Second, you can’t just unplug something that is throwing a code and pass inspection. That will just throw another code (or maybe one of the same ones you already have).

If you’re good around cars then roll up your sleeves. If not, just find a good local, owner-operated shop that has someone who is a diagnostician of “driveability” problems.

If you want to roll up your sleeves, take both the P0172 (system too rich, bank 1) and P1133 (upstream O2 sensor insufficient switching) and put those in the same box for now. Clean your MAF sensor. Do check for vacuum leaks (by whatever method see above) and check the fuel pressure. I’d bet that both of these codes are coming from something that is actually throwing off your air/fuel mix. It is, afterall, the O2 sensor’s job to report on that. So don’t start by shooting the messenger.
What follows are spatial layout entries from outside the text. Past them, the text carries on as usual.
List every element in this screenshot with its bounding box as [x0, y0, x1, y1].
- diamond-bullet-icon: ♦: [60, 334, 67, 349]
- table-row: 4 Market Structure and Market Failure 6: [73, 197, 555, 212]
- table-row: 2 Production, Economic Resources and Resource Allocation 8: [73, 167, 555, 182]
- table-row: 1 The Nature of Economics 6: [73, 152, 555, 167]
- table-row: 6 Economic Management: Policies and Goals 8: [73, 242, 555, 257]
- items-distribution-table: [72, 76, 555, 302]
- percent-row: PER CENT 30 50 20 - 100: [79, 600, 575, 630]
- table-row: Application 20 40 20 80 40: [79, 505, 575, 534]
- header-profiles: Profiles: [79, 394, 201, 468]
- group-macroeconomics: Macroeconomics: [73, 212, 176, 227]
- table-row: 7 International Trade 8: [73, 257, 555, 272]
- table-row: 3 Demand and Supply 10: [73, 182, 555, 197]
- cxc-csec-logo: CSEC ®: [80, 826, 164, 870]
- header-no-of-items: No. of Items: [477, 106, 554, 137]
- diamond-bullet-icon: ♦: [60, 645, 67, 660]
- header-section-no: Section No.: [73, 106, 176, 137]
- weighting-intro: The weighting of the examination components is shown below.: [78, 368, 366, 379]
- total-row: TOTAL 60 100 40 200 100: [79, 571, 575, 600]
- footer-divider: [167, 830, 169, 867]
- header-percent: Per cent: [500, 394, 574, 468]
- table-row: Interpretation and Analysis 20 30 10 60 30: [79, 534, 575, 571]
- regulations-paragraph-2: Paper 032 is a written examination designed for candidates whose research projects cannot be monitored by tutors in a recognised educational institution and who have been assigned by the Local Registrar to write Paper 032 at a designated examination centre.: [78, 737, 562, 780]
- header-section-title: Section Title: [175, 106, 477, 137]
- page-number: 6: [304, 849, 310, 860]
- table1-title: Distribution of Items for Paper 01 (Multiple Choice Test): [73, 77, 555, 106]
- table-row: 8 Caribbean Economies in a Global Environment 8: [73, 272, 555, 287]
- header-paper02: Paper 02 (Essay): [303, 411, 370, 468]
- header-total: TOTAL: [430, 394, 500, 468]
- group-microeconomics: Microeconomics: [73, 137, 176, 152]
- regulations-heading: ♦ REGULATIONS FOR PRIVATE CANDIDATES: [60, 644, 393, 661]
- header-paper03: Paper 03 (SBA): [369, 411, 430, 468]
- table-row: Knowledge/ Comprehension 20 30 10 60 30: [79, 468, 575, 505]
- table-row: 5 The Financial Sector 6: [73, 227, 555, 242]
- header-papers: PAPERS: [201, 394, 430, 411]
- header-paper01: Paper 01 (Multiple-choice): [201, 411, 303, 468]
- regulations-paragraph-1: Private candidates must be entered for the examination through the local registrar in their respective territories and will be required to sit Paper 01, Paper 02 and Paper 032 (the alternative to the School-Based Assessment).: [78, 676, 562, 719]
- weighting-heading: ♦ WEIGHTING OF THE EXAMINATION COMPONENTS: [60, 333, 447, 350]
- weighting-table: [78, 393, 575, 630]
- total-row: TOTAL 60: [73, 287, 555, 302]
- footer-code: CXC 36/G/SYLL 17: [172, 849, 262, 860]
In fact, one of the things that could be throwing off the air/fuel mix is poor behavior on the part of your EGR valve…

…Which is what the P1404 (closed pintle position) is about. The pintle is just a little stopper inside of the EGR valve. This code suggests that it isn’t opening up. The first thing to do is just inspect the wiring and check for voltage at the harness. Another thing is to pull the valve off and clean it. Carbon build up is a common cause of EGR issues. You should also check whatever feeds exhaust to the EGR for blockage.

P0341 is Camshaft Position Sensor Circuit Range/Performance - note that it says “circuit.” So you start with basic inspection of wiring & voltage. Make sure that the CPS wiring isn’t mixed up with the spark plug wires (electrical interference). It wouldn’t hurt to pull the sensor & inspect the entire thing - the end is just a little magnet that points at a toothed wheel on the camshaft.

There’s more you can do if you have a repair manual. Either way I’d not be thinking about new O2 sensors until the other 2 codes are sorted out and until I knew that the fuel & air systems are ok.

I meant to add that ether is found in any aerosal spray can of starting fluid. You can buy a can at any auto-parts store, and direct the spay toward any suspected vacuum leak. Just be careful, and don’t overspray the product so that fumes gather in the engine compartment. The product is flammable and heavier than air.

This is great info! I decided to take it to a shop, considering I can barely change my oil. Found a good local guy, he said the thing looked like it hadn’t been tuned up since it was driven off the lot 11 years ago. He did a full overhaul of the fuel system, rewired and new plugs and replaced the hose for the vaccuum leak. A little over $300, light is still on but only for emissions. The guy says I should drive it for a bit, see if the sensor kicks itself back into gear. The guy also said it shouldn’t have been running when it did, was very surprised (funny, monroe muffler did an oil change and said they couldnt believe I was driving on 12 year old tires, I’ve replaced those since). He says the thing runs like a brand new car now, he had fun zipping around in and even offered to buy it.

I think I’ll keep it for a while, and I think I got a good deal, considering the guy seemed pretty honest and straightforward, warranties his work, matches competitor pricing, and even took it for an inspection to buy me some more time until the light turns off. Do you think it will? Do you think I got a good deal?